A few weeks later on my day off, with visions of linguine still in my mind, I headed to the Allentown Fairgrounds Farmers’ Market in the hopes that my luck would be better with their fish mongers. And it was. I picked up a couple dozen middle neck steamers, and I got my produce for half the week while I was there, to boot.
I got the clams home and immediately put them in a bowl of water in the fridge with some oatmeal for a few hours. This helps the clams spit out any sand or grit that might be in their shells.
When it was time to make dinner, I put a large pot of water on to boil for the pasta. I grabbed my favorite braising pan, added a few inches of water, and brought that to a boil as well. I added the clams to the second pot and covered them.
Once the shells were all opened I removed the clams from the water and set them aside. I drained the water from the pot, dried it quickly, and returned the pot to the medium high stove top. I added butter and oil to the pan & let it melt & come to temp.
I added some diced shallot and garlic and sauteed for a few minutes. Once the shallots are translucent to slightly browned, add the red pepper flakes (if desired), then white wine and fresh lemon juice.
Shell half to 3/4ths of the clams and add them to the sauce. Drain the cooked pasta and toss with the sauce, adding the fresh lemon zest and parsley, and salt and pepper as needed. Finish with another tablespoon or two of butter. Toss the remaining clams (in shell) and serve.
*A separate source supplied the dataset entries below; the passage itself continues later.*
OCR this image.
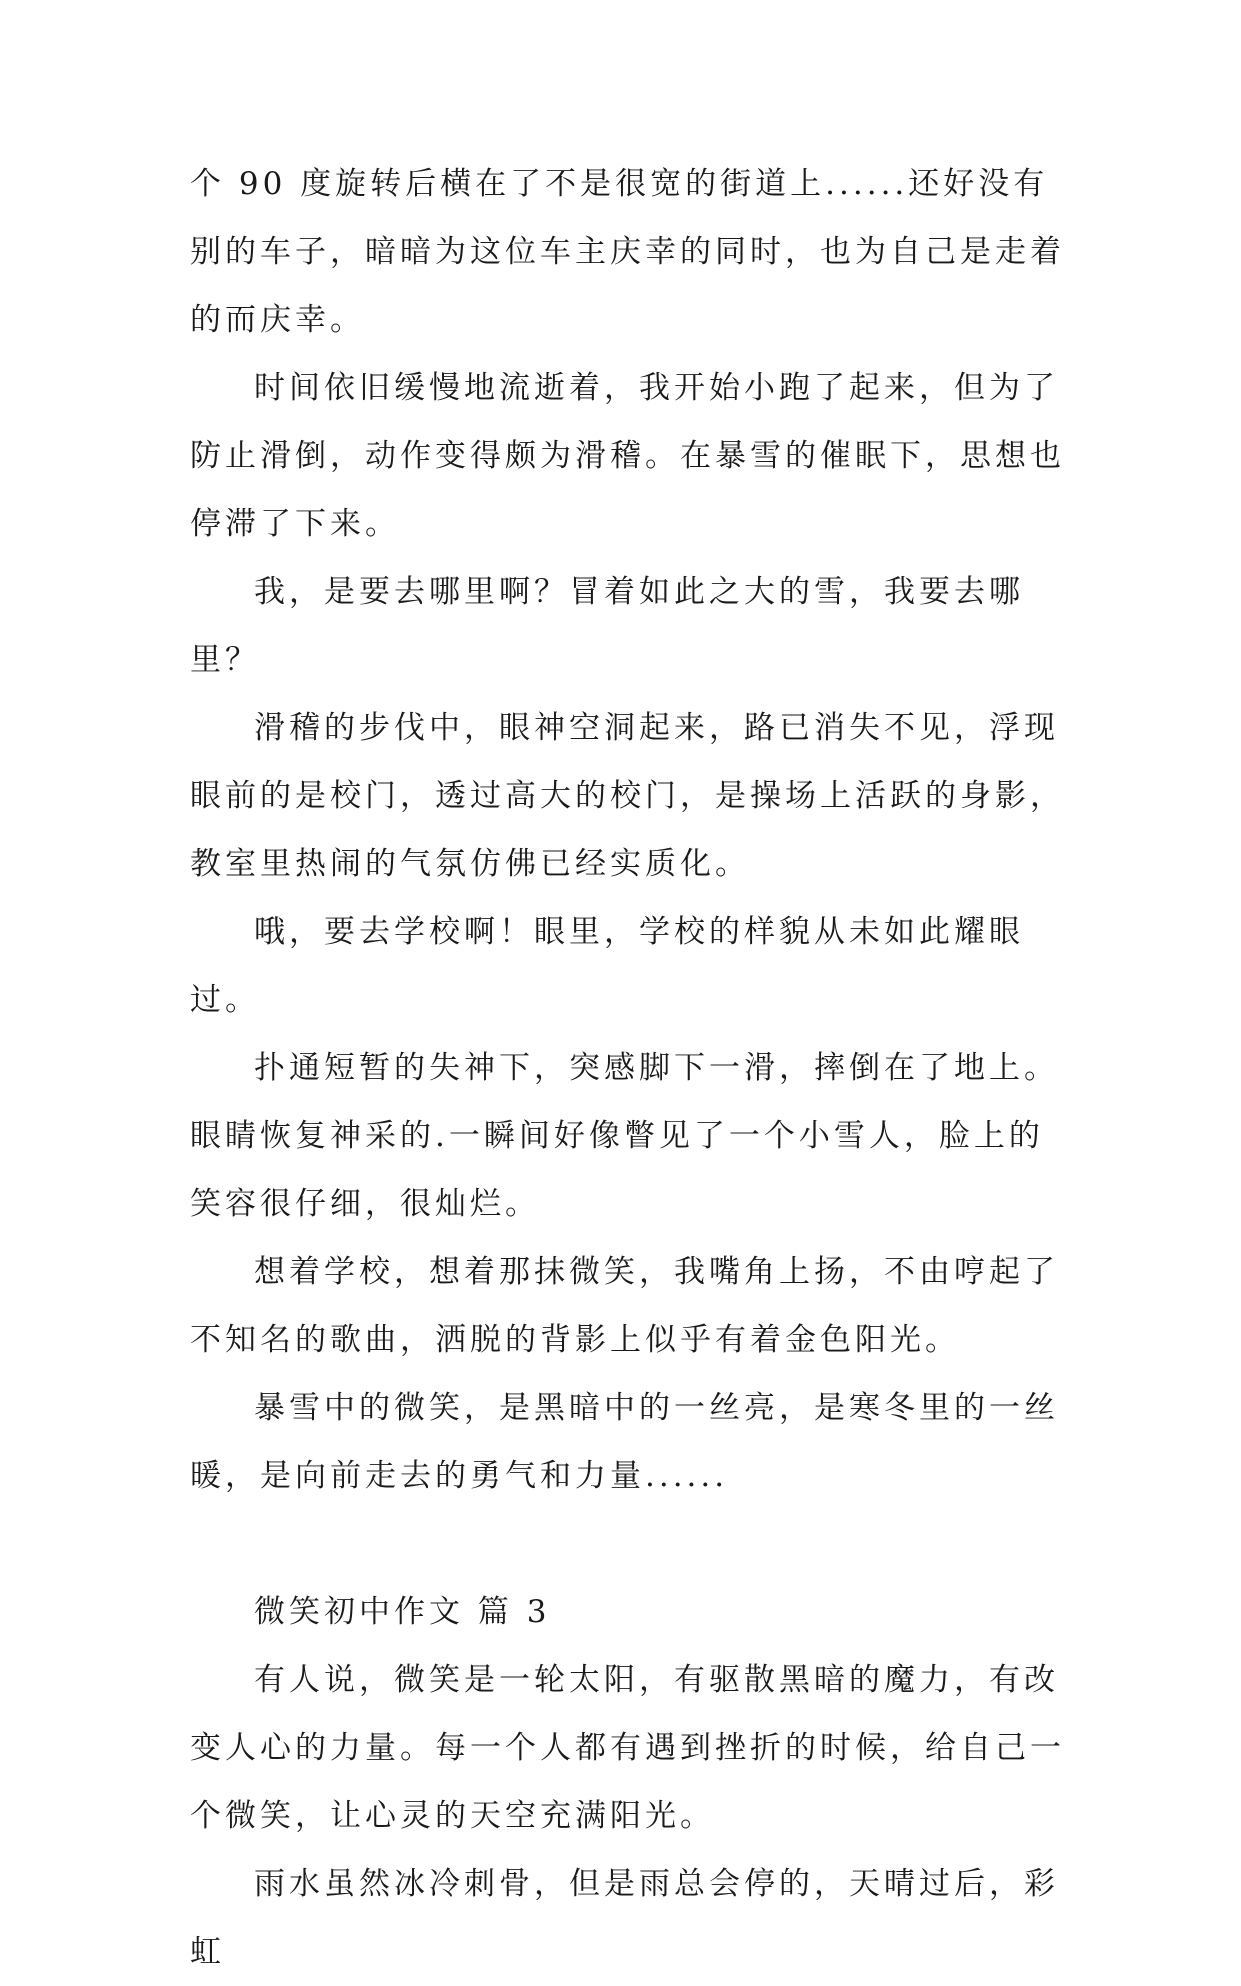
个 90 度旋转后横在了不是很宽的街道上......还好没有别的车子，暗暗为这位车主庆幸的同时，也为自己是走着的而庆幸。

时间依旧缓慢地流逝着，我开始小跑了起来，但为了防止滑倒，动作变得颇为滑稽。在暴雪的催眠下，思想也停滞了下来。

我，是要去哪里啊？冒着如此之大的雪，我要去哪里？

滑稽的步伐中，眼神空洞起来，路已消失不见，浮现眼前的是校门，透过高大的校门，是操场上活跃的身影，教室里热闹的气氛仿佛已经实质化。

哦，要去学校啊！眼里，学校的样貌从未如此耀眼过。

扑通短暂的失神下，突感脚下一滑，摔倒在了地上。眼睛恢复神采的.一瞬间好像瞥见了一个小雪人，脸上的笑容很仔细，很灿烂。

想着学校，想着那抹微笑，我嘴角上扬，不由哼起了不知名的歌曲，洒脱的背影上似乎有着金色阳光。

暴雪中的微笑，是黑暗中的一丝亮，是寒冬里的一丝暖，是向前走去的勇气和力量......

微笑初中作文 篇 3

有人说，微笑是一轮太阳，有驱散黑暗的魔力，有改变人心的力量。每一个人都有遇到挫折的时候，给自己一个微笑，让心灵的天空充满阳光。

雨水虽然冰冷刺骨，但是雨总会停的，天晴过后，彩虹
I made a garnish of parsley, lemon zest, a little bread crumb, and extra virgin olive oil to go on top, but I’d probably skip it next time. It didn’t need it.
Linguine with Fresh Clams
1/2 lb linguine
2 dozen fresh clams in the shell
1 large shallot, minced
2 cloves of garlic, minced
2 lemons, zested and juiced
2 TB fresh parsley, chopped fine
1/2 tsp red pepper flake (optional)
1/2 cup white wine (or chicken stock)
4 TB unsalted butter
4 TB olive oil
Cook pasta according to package directions. Steam clams in a small amount of water until just cooked, drain, and set aside. Melt 2 TB butter and 2TB olive oil over medium high heat. Sautee shallots and garlic until just browned. Add red chili flake if desired. Add lemon juice and white wine, stir to combine. Toss in pasta and parsley. Remove clams from shells (leave a few in for presentation) and add to pasta. Add remaining butter and olive oil, heat through and serve.